M. Oleshchuk n’a pas précisé quel navire avait été touché, mais lundi, le Bureau ukrainien des communications stratégiques a indiqué que la nouvelle corvette Askold était la cible. Le navire, a-t-il déclaré dans un message sur les réseaux sociaux, « a subi des dommages importants et pourrait ne pas être réparable ».
L’Askold est un petit porte-missiles armé d’un maximum de huit missiles de croisière Kalibr, d’une portée de plus de 1 500 milles. Le navire serait encore en phase d’essai en mer Noire et devrait rejoindre la flotte de la mer Noire dans le courant de l’année.
Andriy Ryzhenko, capitaine de la marine ukrainienne à la retraite, est aujourd’hui expert stratégique au sein du cabinet de conseil en défense et en logistique Sonata. Il a été l’un des premiers à suggérer que l’Askold était le navire attaqué.
M. Ryzhenko a déclaré à Newsweek que l’Askold représentait un projet russe relativement nouveau, qui a été gravement endommagé lors de l’attaque ukrainienne. « Il ne sera probablement pas affecté à la flotte de la mer Noire comme prévu en décembre de cette année, et il faudra quelques mois, voire quelques années, pour le réparer, si c’est possible », a-t-il déclaré.

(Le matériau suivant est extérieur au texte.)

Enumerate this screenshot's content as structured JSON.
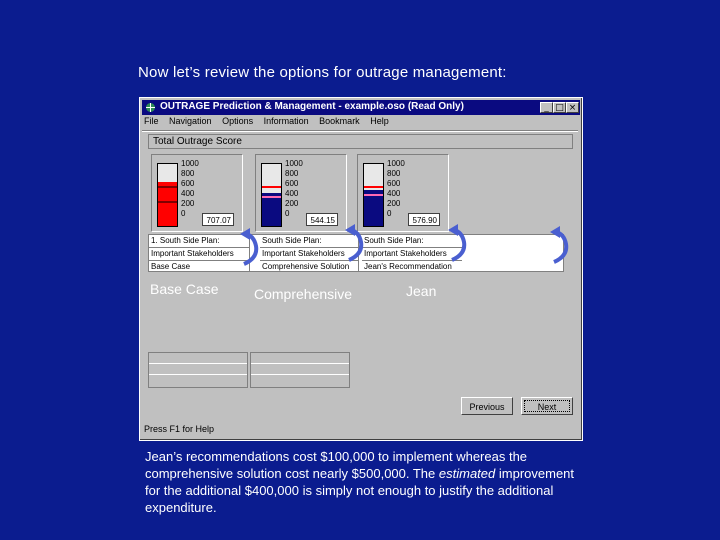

« Les images satellite montrent que la superstructure est gravement endommagée et que la coque du navire a probablement subi quelques dommages », a ajouté M. Ryzhenko.
L’attaque du chantier naval de Zaliv est la dernière d’une liste croissante de revers pour la flotte de la mer Noire.
En juillet, le pont du détroit de Kertch a été attaqué pour la deuxième fois par des drones navals ukrainiens. En août, des navires et des infrastructures portuaires russes ont été attaqués dans le port de Sébastopol, en Crimée, et dans le port de Novorossiysk, dans l’est du pays.
Plus tard en septembre, des missiles de croisière ukrainiens ont détruit un navire de débarquement russe et un sous-marin d’attaque (ce dernier pouvant transporter des Kalibr) dans une cale sèche à Sébastopol. Quelques jours plus tard, des missiles de croisière ont détruit le bâtiment du quartier général de la flotte de la mer Noire dans la ville de Crimée.
Cette série d’attaques contre des navires russes capables de transporter des Kalibr intervient alors que Moscou se prépare à une nouvelle campagne de bombardement hivernale. Le Kremlin devrait cibler l’infrastructure énergétique ukrainienne pour tenter de contraindre Kiev à la soumission, comme il l’a fait au cours de l’hiver 2022.
Oleksiy Chernyshov, directeur général de Naftogaz, la société publique ukrainienne de l’énergie, a déclaré en septembre que le pays était « mieux préparé » que l’année dernière. Il a toutefois ajouté que Kiev était confronté à un défi hivernal de taille. La destruction des navires russes équipés de missiles de croisière contribuera à atténuer la pression.
« Je dirais que les forces armées ukrainiennes ont réussi à réduire le potentiel des missiles russes, en particulier avant l’hiver, ce qui constitue une réussite importante », a ajouté M. Ryzhenko.
L’Ukraine s’est lancée dans une stratégie globale de démilitarisation de la flotte de la mer Noire. Les succès maritimes répétés ont été étayés par des frappes régulières de commandos et de drones en Crimée, qui ont affaibli les réseaux défensifs de la Russie dans la péninsule occupée.
Les navires russes ne s’approchent plus à moins de 200 milles des côtes ukrainiennes, craignant les attaques de drones navals et les missiles antinavires Neptune qui ont coulé le Moskva en avril 2022.